Anouar, qui vit dans cette zone, explique ainsi que son choix va vers l’équipe de France, même s’il reconnaît que voir le Maroc perdre lui laisserait un regret. Il dit avoir grandi, étudié et joué au football en France, ce qui rend son soutien aux Bleus naturel à ses yeux. De son côté, Hakim décrit lui aussi une rencontre particulière, qu’il prévoit de suivre avec ses parents nés au Maroc et arrivés jeunes en France. Son inclination va également vers la sélection française, qu’il dit avoir suivie depuis l’enfance.
Le tiraillement apparaît encore plus nettement chez Ayoub, joueur au Stade Béthunois, qui se présente comme partagé entre ses deux appartenances. Dans ce portrait rapporté par Horizonactu, il explique se sentir chanceux d’être né en France tout en portant aussi la culture marocaine. Pour lui, l’équilibre est total, au point d’évoquer un soutien « 50/50 » et d’admettre qu’une déception existera quel que soit le camp touché. S’il devait toutefois pencher d’un côté, il cite le Maroc, en raison du caractère exceptionnel que représenterait un tel parcours.

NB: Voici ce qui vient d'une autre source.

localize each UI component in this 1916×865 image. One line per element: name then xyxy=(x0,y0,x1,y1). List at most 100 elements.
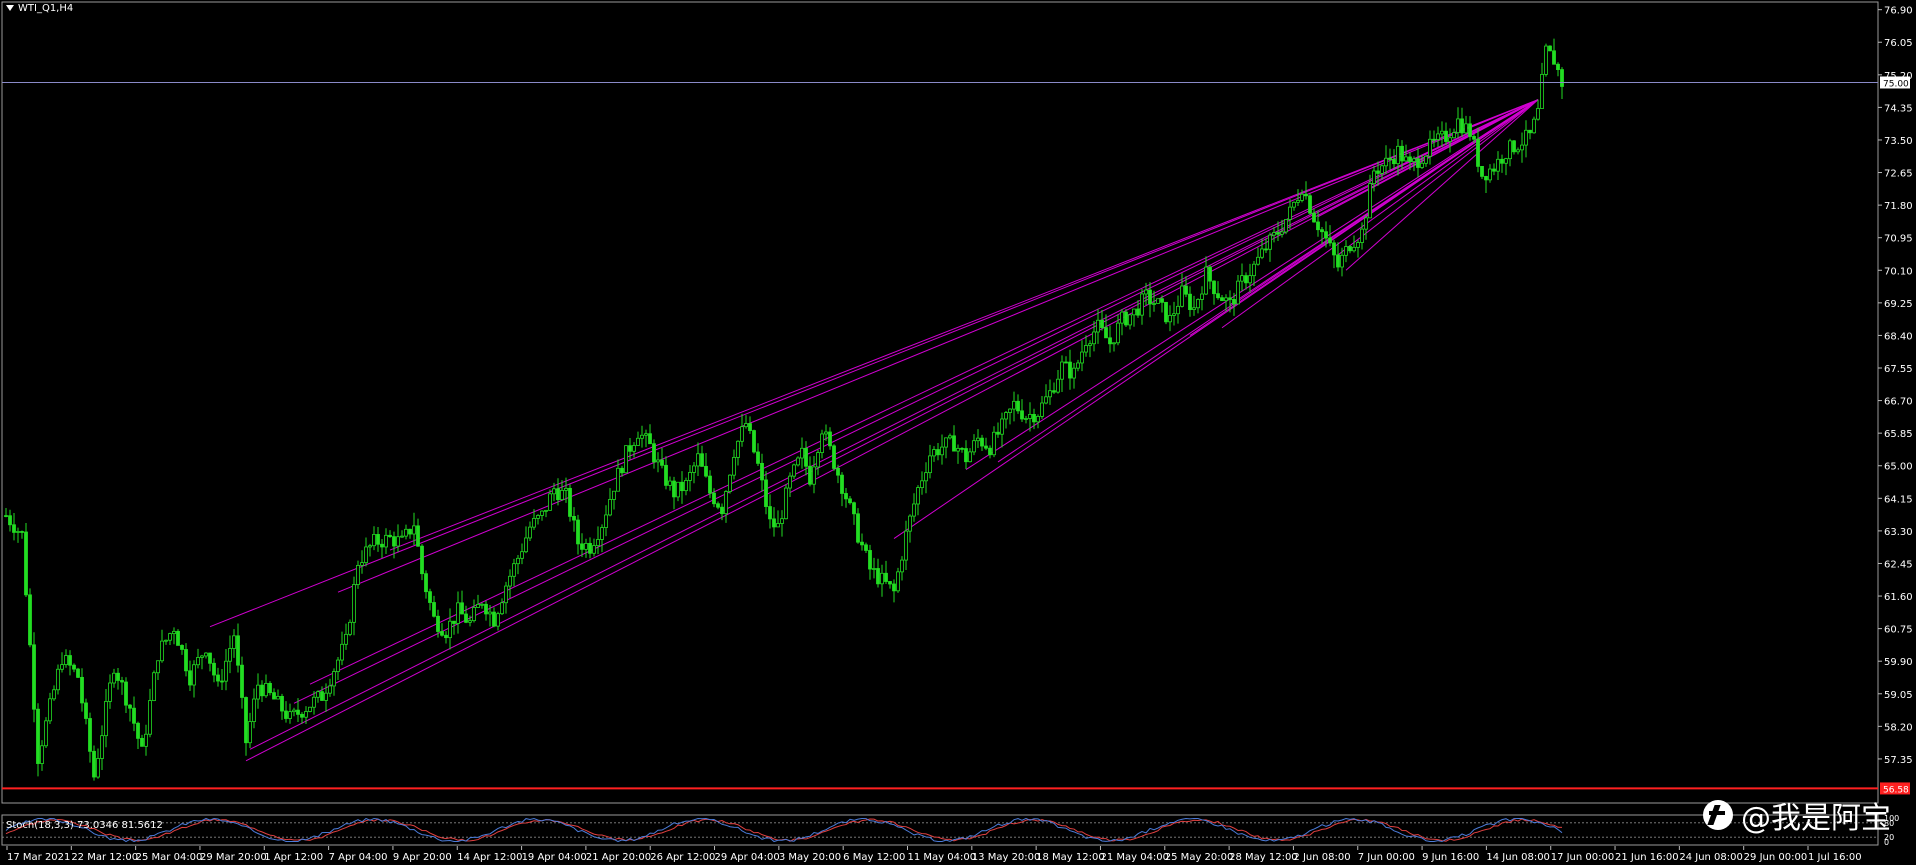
candle-body xyxy=(448,620,452,639)
candle-body xyxy=(904,530,908,561)
candle-body xyxy=(628,445,632,452)
candle-body xyxy=(696,453,700,467)
y-tick-label: 65.85 xyxy=(1884,429,1913,440)
candle-body xyxy=(1456,118,1460,134)
candle-body xyxy=(364,546,368,564)
candle-body xyxy=(116,672,120,681)
price-chart[interactable]: 56.58 75.00 76.90 76.05 75.20 74.35 73.50 72.… xyxy=(0,0,1916,865)
candle-body xyxy=(548,493,552,511)
candle-body xyxy=(1448,137,1452,142)
candle-body xyxy=(1276,232,1280,235)
candle-body xyxy=(1212,280,1216,295)
candle-body xyxy=(672,480,676,498)
trendline xyxy=(965,99,1539,470)
candle-body xyxy=(620,467,624,474)
candle-body xyxy=(1524,129,1528,146)
candle-body xyxy=(1416,158,1420,168)
candle-body xyxy=(160,640,164,662)
candle-body xyxy=(992,431,996,456)
candle-body xyxy=(1120,311,1124,324)
candle-body xyxy=(496,613,500,627)
candle-body xyxy=(740,426,744,442)
candle-body xyxy=(776,523,780,528)
candle-body xyxy=(1280,231,1284,235)
candle-body xyxy=(596,539,600,547)
trendline-fan[interactable] xyxy=(209,99,1539,762)
candle-body xyxy=(436,615,440,632)
candle-body xyxy=(1484,175,1488,181)
candle-body xyxy=(1020,410,1024,420)
candle-body xyxy=(52,689,56,700)
candle-body xyxy=(1468,123,1472,137)
candle-body xyxy=(1180,285,1184,307)
watermark-text: @我是阿宝 xyxy=(1741,801,1891,836)
candle-body xyxy=(864,544,868,551)
candle-body xyxy=(748,423,752,431)
candle-body xyxy=(80,676,84,704)
y-tick-label: 70.10 xyxy=(1884,266,1913,277)
candle-body xyxy=(528,526,532,539)
candle-body xyxy=(580,543,584,550)
candle-body xyxy=(1148,289,1152,305)
candle-body xyxy=(708,475,712,494)
price-axis[interactable]: 76.90 76.05 75.20 74.35 73.50 72.65 71.80 70.95… xyxy=(1878,6,1913,766)
candle-body xyxy=(848,498,852,504)
candle-body xyxy=(600,527,604,540)
trendline xyxy=(249,99,1539,750)
x-tick-label: 7 Jun 00:00 xyxy=(1358,852,1415,863)
candle-body xyxy=(336,659,340,672)
candle-body xyxy=(828,431,832,447)
candle-body xyxy=(1200,293,1204,300)
watermark-logo-icon xyxy=(1703,800,1733,830)
candle-body xyxy=(412,525,416,535)
candle-body xyxy=(396,536,400,547)
candle-body xyxy=(968,451,972,463)
x-tick-label: 26 Apr 12:00 xyxy=(650,852,715,863)
candle-body xyxy=(504,585,508,604)
x-tick-label: 22 Mar 12:00 xyxy=(71,852,138,863)
candle-body xyxy=(1272,232,1276,236)
candle-body xyxy=(1396,145,1400,165)
candle-body xyxy=(716,503,720,508)
support-line[interactable]: 56.58 xyxy=(2,782,1910,795)
candle-body xyxy=(852,502,856,515)
plot-border xyxy=(1,1,1879,804)
candle-body xyxy=(72,664,76,670)
candle-body xyxy=(936,449,940,456)
candle-body xyxy=(1192,307,1196,310)
candle-body xyxy=(756,451,760,464)
candle-body xyxy=(1176,305,1180,315)
symbol-label[interactable]: WTI_Q1,H4 xyxy=(6,3,73,14)
time-axis[interactable]: 17 Mar 2021 22 Mar 12:0025 Mar 04:0029 Ma… xyxy=(6,846,1862,863)
candle-body xyxy=(1324,231,1328,239)
candle-body xyxy=(156,660,160,674)
candle-body xyxy=(200,655,204,658)
candle-body xyxy=(536,515,540,519)
candle-body xyxy=(1316,221,1320,231)
y-tick-label: 72.65 xyxy=(1884,169,1913,180)
y-tick-label: 69.25 xyxy=(1884,299,1913,310)
candle-body xyxy=(1252,263,1256,277)
candle-body xyxy=(376,534,380,545)
candle-body xyxy=(1508,140,1512,160)
current-price-line[interactable]: 75.00 xyxy=(2,76,1910,89)
candle-body xyxy=(664,464,668,486)
candle-body xyxy=(84,702,88,719)
y-tick-label: 61.60 xyxy=(1884,592,1913,603)
candle-body xyxy=(960,447,964,450)
candle-body xyxy=(144,733,148,747)
dropdown-triangle-icon[interactable] xyxy=(6,5,14,11)
candle-body xyxy=(392,536,396,547)
candle-body xyxy=(996,431,1000,435)
candle-body xyxy=(1096,319,1100,333)
candle-body xyxy=(308,706,312,712)
candle-body xyxy=(544,509,548,512)
trendline xyxy=(309,99,1539,685)
candle-body xyxy=(1072,367,1076,379)
candle-body xyxy=(44,720,48,747)
candle-body xyxy=(132,707,136,724)
candle-body xyxy=(1092,331,1096,345)
candle-body xyxy=(1044,396,1048,404)
trendline xyxy=(209,99,1539,628)
candle-body xyxy=(584,542,588,550)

Au fil des heures précédant la rencontre, cette hésitation se retrouve aussi dans sa famille. Ayoub raconte que ses cousins installés aux Pays-Bas soutiennent le Maroc sans réserve, tandis que son père, installé en France, se dit lui aussi partagé. Il estime d’ailleurs que beaucoup de Franco-Marocains voient ce rendez-vous comme une occasion rare pour les Lions de l’Atlas.
Ayoub avance également une lecture plus sportive de la situation, puisqu’il juge que la sélection marocaine a franchi un cap dans son organisation. Selon lui, le Maroc dispose désormais d’un cadre comparable à celui des grandes nations européennes, grâce à la stabilité de son projet et à des joueurs présents dans les meilleurs championnats. Il imagine un match fermé et estime que les Lions de l’Atlas auront un ressort mental supplémentaire, avec l’idée d’une revanche sur leur élimination contre la France lors du Mondial 2022. Il précise enfin qu’il n’envisage pas de célébration excessive, quel que soit le pays qualifié.